I am trying to find out how to correctly recover from error in Bison. The thing is, when the input is correct, everything works until the input is incorrect. In that case it determines all next inputs as incorrect even though they are correct. Does anybody know how to solve this?
%{
int yyerror(char *s);
int yylex(void);
//#define YYDEBUG 1
#include <stdio.h>
int linenum = 0;
%}
%token a_TOK b_TOK c_TOK d_TOK e_TOK f_TOK g_TOK h_TOK newline_TOK any_TOK
%%
X: S
| error newline_TOK { yyerrok; yyclearin; };
S: A B LF X;
A: a_TOK h_TOK | a_TOK b_TOK A c_TOK | a_TOK B c_TOK;
B: C D E;
LF: newline_TOK {
linenum += 1;
printf("Correct derivation - line %d!\n", linenum);
};
C: d_TOK | e_TOK;
D: f_TOK D | f_TOK;
E: B | g_TOK;
%%
int yyerror(char *s)
{
linenum += 1;
printf("Syntax error - line %d\n", linenum);
return 0;
}
int main(void)
{
#if YYDEBUG
yydebug = 1;
#endif
if(!yyparse())
printf("End of input reached\n");
return 0;
}
There are three issues with your current grammar and error recovery:
your top level X
rule with the error production is not recursive, so after an error recovery, the only valid continuation is the end of the input. Anything other than an EOF will cause another error (which will discard up to the next newline to recover, and then repeat the process.)
your recursive S
rule is (indirectly) right recursive, so the entire input must be recognized and pushed on the stack before S
can be reduced, consuming the lines right to left. So again, error recovery can only happen at the end of the input.
your recursive S
rule has no base case, so it can never actually end without an error -- an input without any errors will get a syntax error on reaching an EOF.

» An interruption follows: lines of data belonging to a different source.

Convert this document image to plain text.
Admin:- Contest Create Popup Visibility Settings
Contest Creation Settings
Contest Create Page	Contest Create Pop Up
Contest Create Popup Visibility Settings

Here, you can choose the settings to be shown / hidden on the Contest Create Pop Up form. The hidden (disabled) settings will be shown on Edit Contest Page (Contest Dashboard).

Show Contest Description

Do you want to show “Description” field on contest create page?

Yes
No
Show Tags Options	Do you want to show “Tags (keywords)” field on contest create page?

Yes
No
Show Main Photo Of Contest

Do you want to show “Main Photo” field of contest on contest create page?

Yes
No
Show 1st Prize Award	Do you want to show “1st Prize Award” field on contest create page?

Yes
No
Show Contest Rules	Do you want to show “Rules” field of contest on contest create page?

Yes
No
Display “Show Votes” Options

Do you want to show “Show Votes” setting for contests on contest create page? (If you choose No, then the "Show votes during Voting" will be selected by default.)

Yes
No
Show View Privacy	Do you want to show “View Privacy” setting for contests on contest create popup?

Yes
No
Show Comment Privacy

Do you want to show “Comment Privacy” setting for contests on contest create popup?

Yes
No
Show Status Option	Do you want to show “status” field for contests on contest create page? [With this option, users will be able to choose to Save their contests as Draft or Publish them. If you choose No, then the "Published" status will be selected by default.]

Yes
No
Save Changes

The fix is to make your top level rule left recursive (with a base case), and (while you at it, though it is strictly not necessary, just simpler) get rid of the X
rule. So you have
S : /* epsilon */
| S A B LF
| S error newline_TOK { yyerrok; yyclearin; }
;
Now after recovering from an error, it can parse more A B LF
lines.
You might think the S
in the error production is odd, and it is fact not necessary (could be removed) without any change to the behavior, unless you want to add an action to the S A B LF
rule that consumes $1
(perhaps to link all the parsed lines together into some sort of list or vector data structure). In that case, the S
in the error production is needed to pass the previously parsed lines through an error recovery to the lines parsed afterwards.